I have been waiting for years to see Kelli O'Hara perform live, and when I attended her solo concert tonight at the Kennedy Center in Washington, DC, I was certainly not disappointed. She opened with He Loves Me, a tweaked version of the song She Loves Me. She then continued into Wonderful Guy from South Pacific and also sang a selection from Most Happy Fella. After the first two to three songs, Kelli addressed the audience. She seemed incredibly comfortable speaking to the audience and while she wasn't as funny as other performers I've seen in concert, she was incredibly sweet and charming in her own way, not to mention incredibly gracious. She told us that this was a new concert and it is the same she will be performing at her upcoming show at Feinstein's in New York. The theme of this concert was her growth as an artist and she began with ingénue songs and progressed into songs sung by more adult characters to reflect her maturity and life experience. She did a lovely rendition of Kurt Weill's My Ship and we were also privileged to hear The Beauty Is from The Light in the Piazza as her final ingénue number.

She then continued into Something Wonderful from the King and I and an absolutely stunning rendition of This Nearly Was Mine. She spoke of how much she fell in love with this song hearing Paulo Szot perform it nightly in South Pacific. She even acknowledged that performing the song was a huge risk but I found it to be a phenomenal rendition. She then gave a small discussion of her appreciation for Sondheim, performing Finishing the Hat, and a song written for her by Tom Kitt and Brian Yorkey in the style of Sondheim for the brilliant composer's 80th birthday celebration. The one selection she chose from her solo album Wonder in the World, which is great I might add, was All The Way.

Kelli discussed the importance of family in her life, specifically her husband and son, and the balance it takes to be a mom and a performer. Everything she said was just so incredibly charming that I darn near fell in love with her! She then sang Opera-Country a number written for her by her musical director that discusses a country singer who secretly wants to be an opera star. This song made use of her lovely upper range and in its use of character voices and a somewhat autobiographical storyline, I found it quite similar to the Kristin Chenoweth standard The Girl in 14G. For her final number, Kelli performed West Side Story's Somewhere, which she also did two years ago for Barbra Streisand at the Kennedy Center Honors.

After tremendous applause and a standing ovation, she returned for an encore, I Could Have Danced All Night, which I thought was her best number. I've been saying for what seems like forever that she needs to play Eliza Doolittle in a Broadway revival of My Fair Lady and I stand by that choice.
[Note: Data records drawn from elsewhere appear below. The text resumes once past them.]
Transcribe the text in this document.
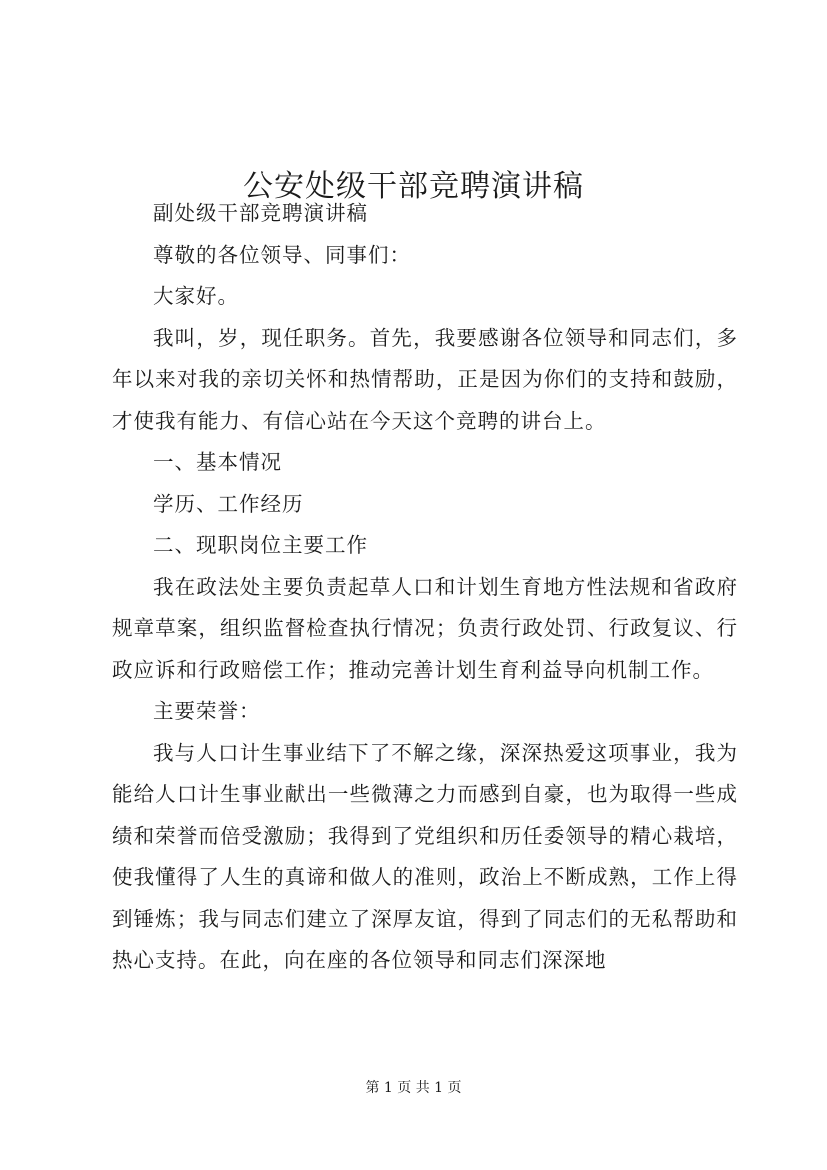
公安处级干部竞聘演讲稿

副处级干部竞聘演讲稿

尊敬的各位领导、同事们：

大家好。

我叫，岁，现任职务。首先，我要感谢各位领导和同志们，多年以来对我的亲切关怀和热情帮助，正是因为你们的支持和鼓励，才使我有能力、有信心站在今天这个竞聘的讲台上。

一、基本情况

学历、工作经历

二、现职岗位主要工作

我在政法处主要负责起草人口和计划生育地方性法规和省政府规章草案，组织监督检查执行情况；负责行政处罚、行政复议、行政应诉和行政赔偿工作；推动完善计划生育利益导向机制工作。

主要荣誉：

我与人口计生事业结下了不解之缘，深深热爱这项事业，我为能给人口计生事业献出一些微薄之力而感到自豪，也为取得一些成绩和荣誉而倍受激励；我得到了党组织和历任委领导的精心栽培，使我懂得了人生的真谛和做人的准则，政治上不断成熟，工作上得到锤炼；我与同志们建立了深厚友谊，得到了同志们的无私帮助和热心支持。在此，向在座的各位领导和同志们深深地

第 1 页 共 1 页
In conclusion, I found Kelli's voice to be in tip top shape, and for someone who I admire primarily for her voice, this concert was the perfect medium for me to have my first live experience with Kelli. I could listen to her sing for hours. What I love about her is that her vocal training is definitely apparent, but when she sings, it sounds effortless. Singing clearly gives her great joy and it is very evident in her performance. And as for her stage presence? There were definitely times where her jokes didn't land or she didn't say exactly what she was meaning to say, but she is so darn sweet that you can't help but fall in love with her. I left the concert as an even bigger fan that I was when I arrived and from the mood in the theatre, she was a hit!